Tesis a pris près d’une vingtaine d’années dans la vue. Inévitablement, le film présente quelques rides esthétiques, d’autant plus qu’il se présente logiquement comme le projet le moins abouti d’Alejandro Amenábar à ce niveau. Le film n’en reste pourtant pas moins convaincant sur ses aspects purement formels. Le réalisateur a en effet pris le temps d’étudier l’art du cinéma en profondeur, et se fend donc d’une œuvre lisible, sans artifices inutiles. Une agréable sobriété, par ailleurs accompagnée d’une direction photo qui parvient à conférer aux séquences nerveuses une atmosphère des plus angoissantes. La direction d’acteurs bénéficie du même soin. Si Ana Torrent et Fele Martínez se montrent parfaitement justes, c’est Eduardo Noriega qui imprime la bobine d’une présence véritablement troublante. Ce dernier accèdera d’ailleurs à un rôle encore plus fouillé et complexe sur le second film d’ Amenábar, Ouvre les Yeux.
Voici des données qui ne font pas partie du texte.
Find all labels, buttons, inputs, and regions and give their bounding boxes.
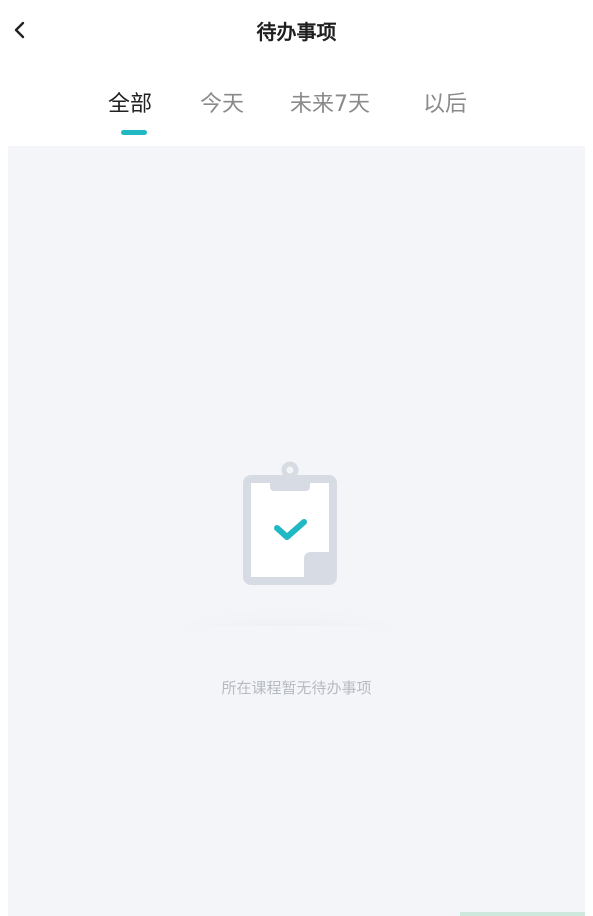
tab-later[interactable]: 以后	[423, 90, 467, 120]
empty-state-message: 所在课程暂无待办事项	[221, 679, 372, 697]
bottom-edge-accent	[460, 912, 585, 916]
tab-all[interactable]: 全部	[108, 90, 152, 120]
tab-bar: 全部 今天 未来7天 以后	[0, 84, 593, 146]
empty-state-illustration	[156, 456, 421, 686]
clipboard-check-icon	[243, 461, 337, 585]
tab-today[interactable]: 今天	[200, 90, 244, 120]
tab-next-7-days[interactable]: 未来7天	[290, 90, 370, 120]
todo-list-area: 所在课程暂无待办事项	[8, 146, 585, 916]
todo-page: 待办事项 全部 今天 未来7天 以后 所在课程暂无待办事项	[0, 0, 593, 916]
page-title: 待办事项	[256, 20, 337, 44]
active-tab-indicator	[121, 130, 147, 135]
header: 待办事项	[0, 0, 593, 64]
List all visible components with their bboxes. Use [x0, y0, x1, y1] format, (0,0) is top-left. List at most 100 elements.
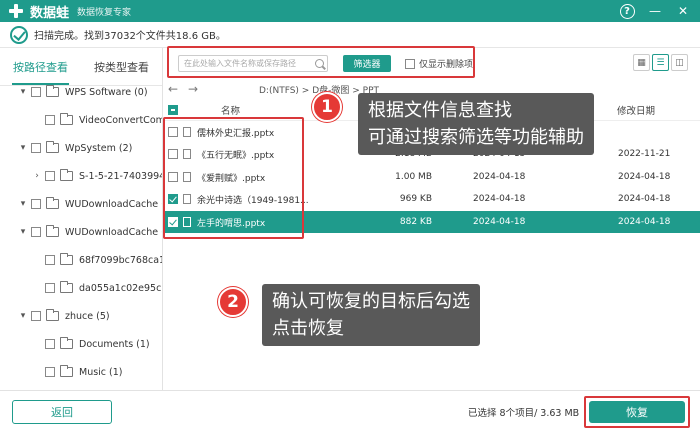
tree-item-label: da055a1c02e95c041ac [79, 282, 162, 294]
tree-item[interactable]: Music (1) [32, 362, 123, 382]
back-arrow-icon[interactable]: ← [163, 82, 183, 96]
tree-item[interactable]: da055a1c02e95c041ac [32, 278, 162, 298]
tab-by-type[interactable]: 按类型查看 [81, 48, 162, 85]
folder-icon [46, 141, 59, 153]
tree-checkbox[interactable] [31, 87, 41, 97]
folder-icon [60, 281, 73, 293]
folder-icon [60, 253, 73, 265]
tree-item-label: WUDownloadCache (0) [65, 226, 162, 238]
file-size: 882 KB [399, 217, 432, 227]
file-size: 969 KB [399, 194, 432, 204]
file-created-date: 2024-04-18 [473, 194, 526, 204]
tree-item-label: WpSystem (2) [65, 142, 133, 154]
tree-item-label: 68f7099bc768ca1de3e [79, 254, 162, 266]
tree-checkbox[interactable] [45, 339, 55, 349]
folder-icon [46, 197, 59, 209]
list-view-icon[interactable]: ☰ [652, 54, 669, 71]
tree-item[interactable]: 68f7099bc768ca1de3e [32, 250, 162, 270]
file-size: 1.00 MB [395, 172, 432, 182]
close-button[interactable]: ✕ [674, 2, 692, 20]
recover-highlight-box: 恢复 [584, 396, 690, 428]
tree-item-label: S-1-5-21-740399427-3 [79, 170, 162, 182]
select-all-checkbox[interactable] [168, 104, 178, 115]
column-modified-date[interactable]: 修改日期 [617, 103, 655, 117]
chevron-icon[interactable]: › [32, 171, 42, 181]
tree-item-label: Documents (1) [79, 338, 150, 350]
tree-item[interactable]: ▾ WUDownloadCache (0) [18, 222, 162, 242]
plus-logo-icon [8, 3, 24, 19]
tree-item[interactable]: ▾ WpSystem (2) [18, 138, 132, 158]
app-name: 数据蛙 [30, 5, 70, 21]
tree-checkbox[interactable] [31, 311, 41, 321]
back-button[interactable]: 返回 [12, 400, 112, 424]
tree-checkbox[interactable] [45, 367, 55, 377]
step-one-line2: 可通过搜索筛选等功能辅助 [368, 127, 584, 148]
file-modified-date: 2024-04-18 [618, 194, 671, 204]
close-icon: ✕ [677, 4, 689, 18]
tree-item-label: zhuce (5) [65, 310, 110, 322]
folder-icon [60, 365, 73, 377]
tree-item[interactable]: ▾ WUDownloadCache (0) [18, 194, 162, 214]
file-created-date: 2024-04-18 [473, 217, 526, 227]
tree-item[interactable]: ▾ zhuce (5) [18, 306, 110, 326]
view-switcher: ▦ ☰ ◫ [633, 54, 688, 71]
folder-icon [46, 85, 59, 97]
chevron-icon[interactable]: ▾ [18, 143, 28, 153]
app-logo: 数据蛙 数据恢复专家 [8, 2, 131, 21]
minimize-button[interactable]: — [646, 2, 664, 20]
tree-item-label: WPS Software (0) [65, 86, 148, 98]
folder-icon [60, 113, 73, 125]
sidebar: 按路径查看 按类型查看 ▾ WPS Software (0) VideoConver… [0, 48, 163, 390]
chevron-icon[interactable]: ▾ [18, 227, 28, 237]
tree-checkbox[interactable] [31, 199, 41, 209]
tree-checkbox[interactable] [45, 255, 55, 265]
tree-item-label: Music (1) [79, 366, 123, 378]
tree-checkbox[interactable] [45, 283, 55, 293]
footer-bar: 返回 已选择 8个项目/ 3.63 MB 恢复 [0, 390, 700, 436]
tree-item-label: VideoConvertCompres [79, 114, 162, 126]
tree-checkbox[interactable] [45, 115, 55, 125]
grid-view-icon[interactable]: ▦ [633, 54, 650, 71]
tab-by-path[interactable]: 按路径查看 [0, 48, 81, 85]
sidebar-tabs: 按路径查看 按类型查看 [0, 48, 162, 86]
selection-summary: 已选择 8个项目/ 3.63 MB [468, 408, 580, 419]
tree-item[interactable]: › S-1-5-21-740399427-3 [32, 166, 162, 186]
tree-item[interactable]: Documents (1) [32, 334, 150, 354]
detail-view-icon[interactable]: ◫ [671, 54, 688, 71]
folder-icon [60, 169, 73, 181]
folder-icon [46, 309, 59, 321]
scan-status-bar: 扫描完成。找到37032个文件共18.6 GB。 [0, 22, 700, 48]
tree-item[interactable]: ▾ WPS Software (0) [18, 82, 148, 102]
tree-checkbox[interactable] [31, 227, 41, 237]
tree-item[interactable]: VideoConvertCompres [32, 110, 162, 130]
recover-button[interactable]: 恢复 [589, 401, 685, 423]
title-bar: 数据蛙 数据恢复专家 ? — ✕ [0, 0, 700, 22]
search-highlight-box [167, 46, 475, 78]
tree-checkbox[interactable] [31, 143, 41, 153]
step-two-badge: 2 [218, 287, 248, 317]
chevron-icon[interactable]: ▾ [18, 311, 28, 321]
file-created-date: 2024-04-18 [473, 172, 526, 182]
minimize-icon: — [649, 4, 661, 18]
step-one-callout: 根据文件信息查找 可通过搜索筛选等功能辅助 [358, 93, 594, 155]
help-button[interactable]: ? [618, 2, 636, 20]
tree-item-label: WUDownloadCache (0) [65, 198, 162, 210]
chevron-icon[interactable]: ▾ [18, 87, 28, 97]
file-list-highlight-box [163, 117, 304, 239]
step-two-callout: 确认可恢复的目标后勾选 点击恢复 [262, 284, 480, 346]
scan-status-text: 扫描完成。找到37032个文件共18.6 GB。 [34, 31, 226, 42]
step-two-line1: 确认可恢复的目标后勾选 [272, 291, 470, 312]
file-modified-date: 2022-11-21 [618, 149, 671, 159]
file-modified-date: 2024-04-18 [618, 172, 671, 182]
file-modified-date: 2024-04-18 [618, 217, 671, 227]
app-subtitle: 数据恢复专家 [77, 7, 132, 18]
chevron-icon[interactable]: ▾ [18, 199, 28, 209]
check-circle-icon [10, 25, 28, 44]
tree-checkbox[interactable] [45, 171, 55, 181]
step-one-line1: 根据文件信息查找 [368, 100, 512, 121]
folder-icon [46, 225, 59, 237]
help-icon: ? [619, 3, 635, 19]
folder-icon [60, 337, 73, 349]
column-name[interactable]: 名称 [221, 103, 240, 117]
forward-arrow-icon[interactable]: → [183, 82, 203, 96]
Une révélation.

 

 

Bien qu’il n’en revête les spécificités qu’aux entournures, Tesis est probablement l’une des œuvres fondatrices du nouveau cinéma de genre espagnol. Visuellement travaillé, doté d’un script profond et passionnant, le premier long d’Alejandro Amenábar est une remarquable plongée en apnée cinématographique. Un thriller intelligent et redoutablement efficace.